In order to further understand the charge and discharge cycle performance of the supercapacitor obtained in the preparation example, each of the supercapacitor and the prior art lithium ion battery (as a comparative example) is fully charged, fully discharged, and the above charging and discharging operation is repeated multiple times. . As shown in the sixth and seventh figures, each charge and discharge operation represents a charge and discharge cycle. According to these figures, it can be inferred that the charging energy density and the discharge energy density measured by the supercapacitor in each charge and discharge cycle are consistent. According to these figures, it can be inferred that the charging energy density and the discharge energy density measured by the supercapacitor in each charge and discharge cycle are superior to those of the prior art lithium ion battery measured in each charge and discharge cycle. Discharge energy density. These results indicate that the supercapacitor obtained in the preparation example has a relatively high capacitance and a relatively excellent charge and discharge cycle efficiency.

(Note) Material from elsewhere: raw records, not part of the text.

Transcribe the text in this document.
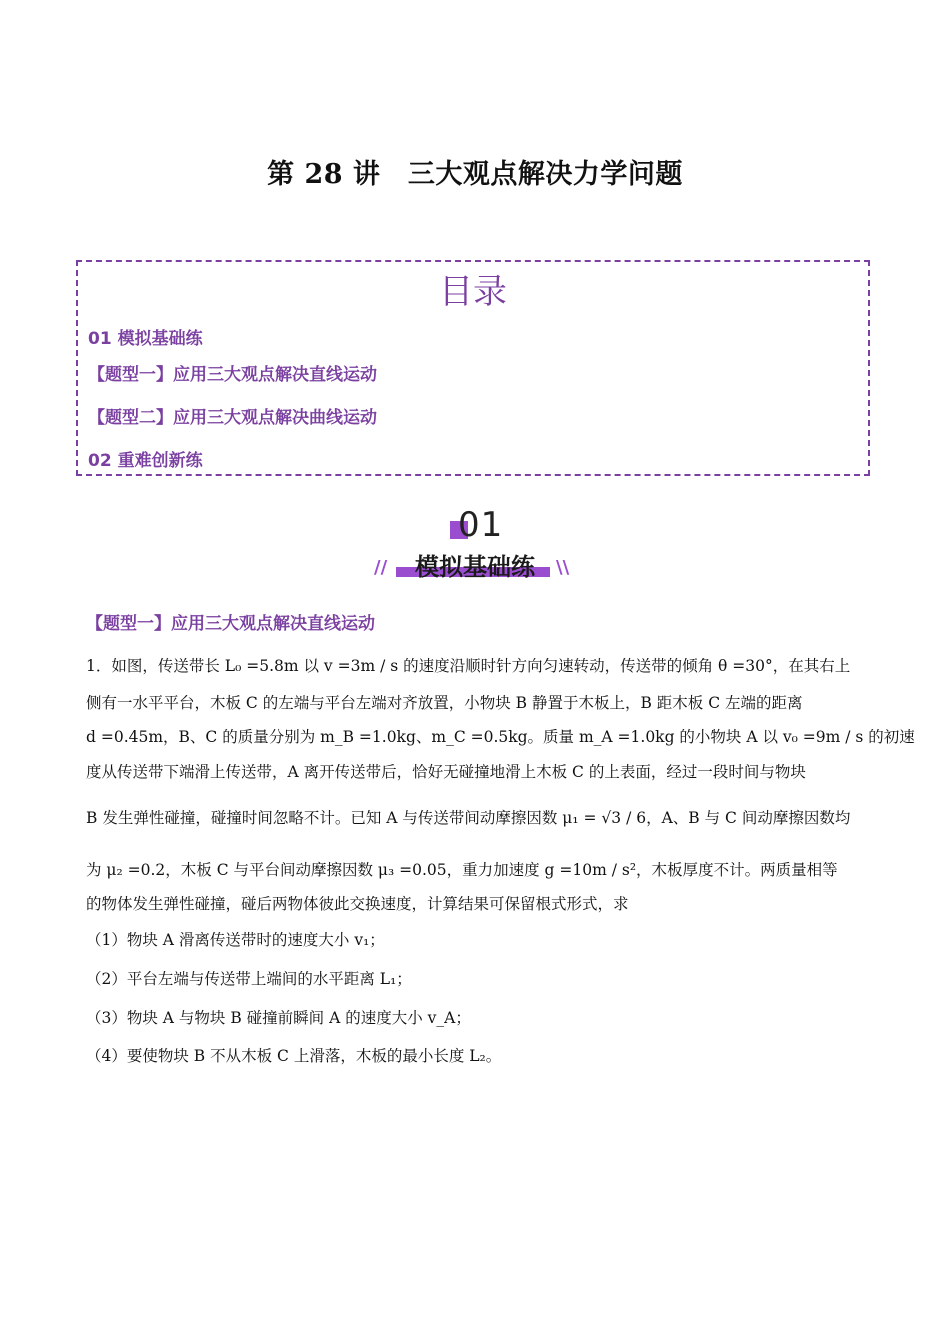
第 28 讲　三大观点解决力学问题
目录
01 模拟基础练
【题型一】应用三大观点解决直线运动
【题型二】应用三大观点解决曲线运动
02 重难创新练
01
模拟基础练
//	\\
【题型一】应用三大观点解决直线运动
1．如图，传送带长 L₀ =5.8m 以 v =3m / s 的速度沿顺时针方向匀速转动，传送带的倾角 θ =30°，在其右上
侧有一水平平台，木板 C 的左端与平台左端对齐放置，小物块 B 静置于木板上，B 距木板 C 左端的距离
d =0.45m，B、C 的质量分别为 m_B =1.0kg、m_C =0.5kg。质量 m_A =1.0kg 的小物块 A 以 v₀ =9m / s 的初速
度从传送带下端滑上传送带，A 离开传送带后，恰好无碰撞地滑上木板 C 的上表面，经过一段时间与物块
B 发生弹性碰撞，碰撞时间忽略不计。已知 A 与传送带间动摩擦因数 μ₁ = √3 / 6，A、B 与 C 间动摩擦因数均
为 μ₂ =0.2，木板 C 与平台间动摩擦因数 μ₃ =0.05，重力加速度 g =10m / s²，木板厚度不计。两质量相等
的物体发生弹性碰撞，碰后两物体彼此交换速度，计算结果可保留根式形式，求
（1）物块 A 滑离传送带时的速度大小 v₁；
（2）平台左端与传送带上端间的水平距离 L₁；
（3）物块 A 与物块 B 碰撞前瞬间 A 的速度大小 v_A；
（4）要使物块 B 不从木板 C 上滑落，木板的最小长度 L₂。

Combining the above embodiments, the supercapacitor device of the embodiment of the present invention was confirmed There are electrical performances superior to and/or equivalent to prior art supercapacitors and batteries. The inventors have speculated that this electrical performance is caused by the fact that the electrode is not added with a binder to reduce its impedance.

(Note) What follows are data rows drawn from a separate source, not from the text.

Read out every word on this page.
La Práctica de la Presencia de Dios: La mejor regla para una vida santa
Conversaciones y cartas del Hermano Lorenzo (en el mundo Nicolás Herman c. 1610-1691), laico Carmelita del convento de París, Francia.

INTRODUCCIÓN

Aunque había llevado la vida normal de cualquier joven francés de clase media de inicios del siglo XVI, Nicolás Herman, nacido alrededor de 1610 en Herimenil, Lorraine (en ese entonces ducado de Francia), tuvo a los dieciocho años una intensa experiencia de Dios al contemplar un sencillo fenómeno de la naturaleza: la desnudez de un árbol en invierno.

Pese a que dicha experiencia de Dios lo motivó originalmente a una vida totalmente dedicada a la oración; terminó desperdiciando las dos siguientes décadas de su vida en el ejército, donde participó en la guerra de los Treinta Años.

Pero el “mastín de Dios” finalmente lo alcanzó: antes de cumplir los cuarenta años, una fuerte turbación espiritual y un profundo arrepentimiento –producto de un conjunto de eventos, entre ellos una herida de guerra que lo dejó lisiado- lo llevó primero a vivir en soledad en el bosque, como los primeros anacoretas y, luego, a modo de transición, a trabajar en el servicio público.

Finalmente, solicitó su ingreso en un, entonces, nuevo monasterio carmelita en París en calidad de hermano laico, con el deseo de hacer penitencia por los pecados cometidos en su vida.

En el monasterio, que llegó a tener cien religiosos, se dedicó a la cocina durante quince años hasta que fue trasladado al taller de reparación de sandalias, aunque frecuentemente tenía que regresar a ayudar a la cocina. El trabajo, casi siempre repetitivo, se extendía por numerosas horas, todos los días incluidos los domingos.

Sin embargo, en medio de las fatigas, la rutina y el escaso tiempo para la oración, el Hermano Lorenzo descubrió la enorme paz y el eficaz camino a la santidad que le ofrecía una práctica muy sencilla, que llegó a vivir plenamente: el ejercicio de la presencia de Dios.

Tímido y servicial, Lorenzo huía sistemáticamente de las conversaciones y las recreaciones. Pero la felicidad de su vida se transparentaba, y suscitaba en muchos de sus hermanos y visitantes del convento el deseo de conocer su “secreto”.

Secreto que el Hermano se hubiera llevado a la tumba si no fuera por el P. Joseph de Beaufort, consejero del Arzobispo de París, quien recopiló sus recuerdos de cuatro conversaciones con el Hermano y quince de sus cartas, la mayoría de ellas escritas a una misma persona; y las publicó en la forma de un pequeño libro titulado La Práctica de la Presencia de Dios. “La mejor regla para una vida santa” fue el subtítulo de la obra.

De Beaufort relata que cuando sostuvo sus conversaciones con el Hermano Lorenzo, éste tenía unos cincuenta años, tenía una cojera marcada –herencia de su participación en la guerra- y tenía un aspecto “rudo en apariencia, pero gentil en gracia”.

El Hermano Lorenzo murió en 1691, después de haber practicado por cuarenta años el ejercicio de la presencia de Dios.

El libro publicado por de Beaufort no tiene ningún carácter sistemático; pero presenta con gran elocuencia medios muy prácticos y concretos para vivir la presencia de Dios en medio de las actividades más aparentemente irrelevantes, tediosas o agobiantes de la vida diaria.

However, the above is only a preferred embodiment of the present invention, but it is not intended to limit the scope of the present invention; therefore, the simple equivalent improvement and modification made by the scope of the present invention and the contents of the description of the invention, All remain within the scope of the invention patent.

(1) ‧‧‧Upper electrode

(11)‧‧‧Active carbon shell

(12) ‧‧‧Graphite fiber core

(2) ‧‧‧ lower electrode

(3) ‧ ‧ electrolytes

(4) ‧‧‧Packing enclosure

Claims (11)

A supercapacitor comprising: a pair of electrodes each having a graphite fiber core and an activated carbon shell coated on the outer surface of the core at an atomic level; and an electrolyte disposed between the pair of electrodes, and a housing contacting each of the electrodes for electrically connecting the pair of electrodes; wherein the housing has a thickness of 1 nm to 50 nm. The supercapacitor of claim 1, wherein the electrolyte is a solid electrolyte. The supercapacitor of claim 1, wherein the electrolyte is a liquid electrolyte. The supercapacitor according to claim 3, further comprising: a separator disposed in the electrolyte and isolating the pair of electrodes to avoid short-circuiting the pair of electrodes. The supercapacitor of claim 2, further comprising: a package outer casing for receiving the pair of electrodes and the electrolyte. The supercapacitor of claim 4, further comprising: a package outer casing for receiving the pair of electrodes, the electrolyte and the separator. The supercapacitor of claim 1, wherein each of the electrodes is formed by an acid cleaning at a high temperature or a plasma induction. The supercapacitor according to claim 1, wherein the core has a diameter of 100 μm. Up to 500 μm. The supercapacitor of claim 4, wherein the separator is a polyalkane nonwoven fabric, a polyvinyl chloride microporous membrane, a microporous hard rubber membrane, or a glass fiber membrane. The supercapacitor according to claim 2, wherein the solid electrolyte has a composition of a conductive polymer or a mixture of a conductive polymer and an ionic compound. The supercapacitor of claim 3, wherein the composition of the liquid electrolyte is a solution of a Group IA metal salt or a molten Group IA metal salt.